I don’t have that – that is a metric that the business is highly competitive. I probably won’t want to be giving that out publicly. But they do focus on retention, repeat sellers and all of that. That is a big focus of theirs. And in the roll out, first time seller getting them to repeat is a key objective of the team, and I know they’re having success doing it. I don’t have a metric that’s available to me today. I’ll tell you that, Bob. If I had it, I’d be probably hesitant to give it out.
Fair enough. Jumping to IAA. Maybe just clarify a little bit. I think you said in the upcoming Form 10 you’ll have 3.5 times leverage for SpinCo. Is that the targeted leverage going forward? Or will – is that still – is it supposed to both still be about below three times? Or how have you thought about that leverage? And if that is the target, does that imply that you expect more M&A on the RemainCo side and that’s where would probably drive debt up on that side later?
So Bob, your rhetoric. We were expecting at the spin date that SpinCo will be levered at 3.5 times. That’s subject to a final decision by the Board of Directors at the time of the spin, but we’re giving you that indication is that is what we expect at that point in time.
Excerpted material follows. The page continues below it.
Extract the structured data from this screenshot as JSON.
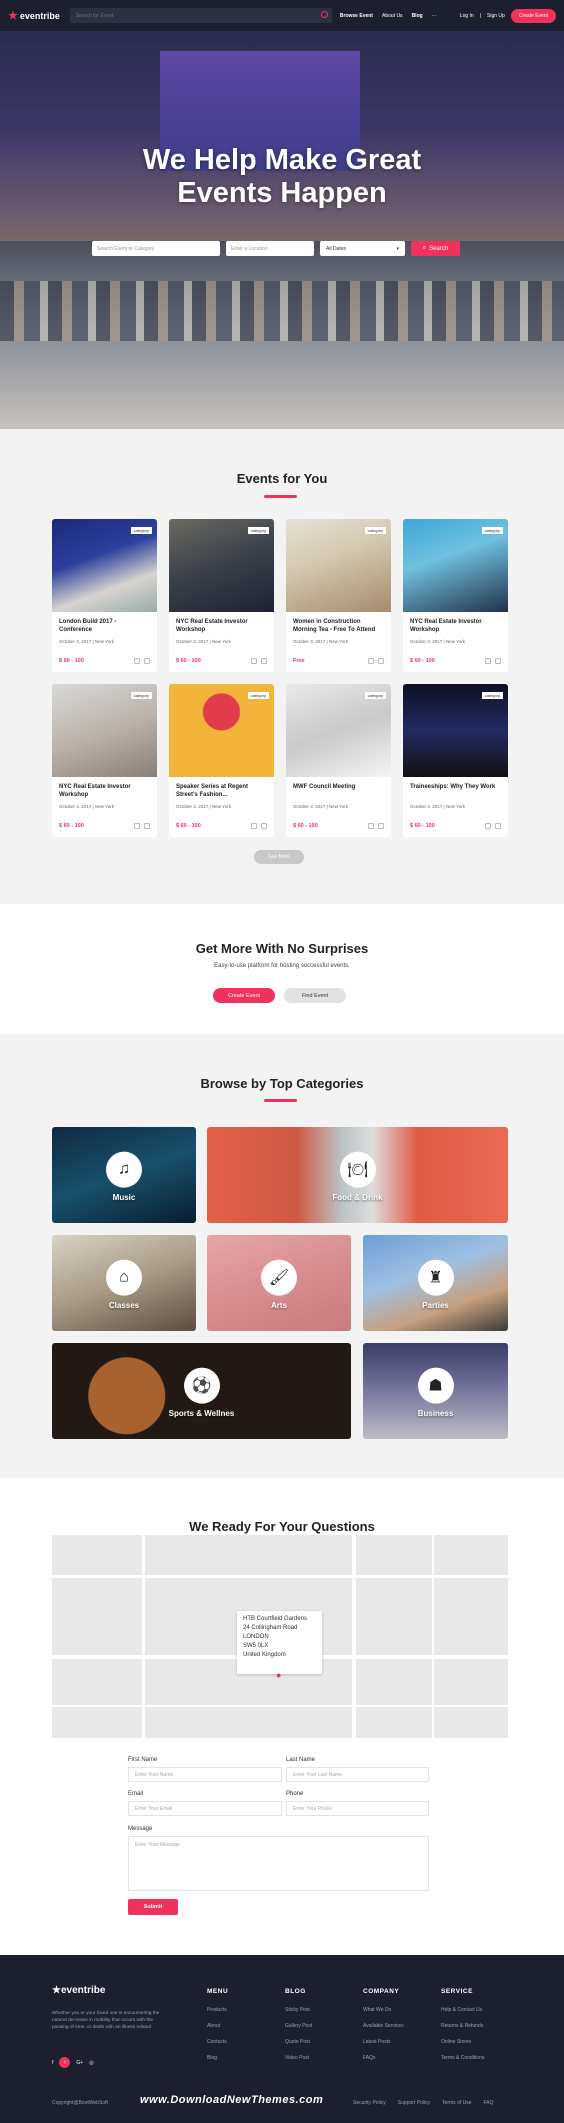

Relative to that decision, there’s many factors that go into it. One of which is we’ve talked to you about these international acquisitions and other things we’re working on. So those would influence the leverage at some future date for RemainCo and again, as we get closer to the spin, it will all make more sense when we have more facts. But as of today, we’re giving you that indication.
Okay, perfect. Thank you.
At this time, I am showing no further questions. I would like to turn the call back over to Jim Hallett, CEO of KAR Auction Services Inc.
Okay, great. Thank you, everyone, for being on today. We continue to be grateful for your interest in our company and our stock. And I think it’s really exciting time. I think, it’s exciting as we finish up 2018, and we go into 2019. I think we have a good visibility into what the markets going to bring to us. We’re excited about the spin that’s come up. I think we’re going to create two great stand-alone companies here for you with two very strong management teams. And then I’m excited about many of the assets that we’ve talked about today when you think about the transformation that’s going on with TradeRev here.
And then we talked about data and analytics and the early leadership position we have there and our involvement in mobility. I’m really pleased that I think we made really good bets, solid bets that really focused on our business and really serves our customers, and we are going to stay focused, and we are going to stay disciplined, and I think we’ve got a lot to look forward to. So thank you for being on today, and we look forward to talking to you in February. Thank you.
Ladies and gentlemen, thank you for your participation in today’s conference. This concludes the program. You may now disconnect.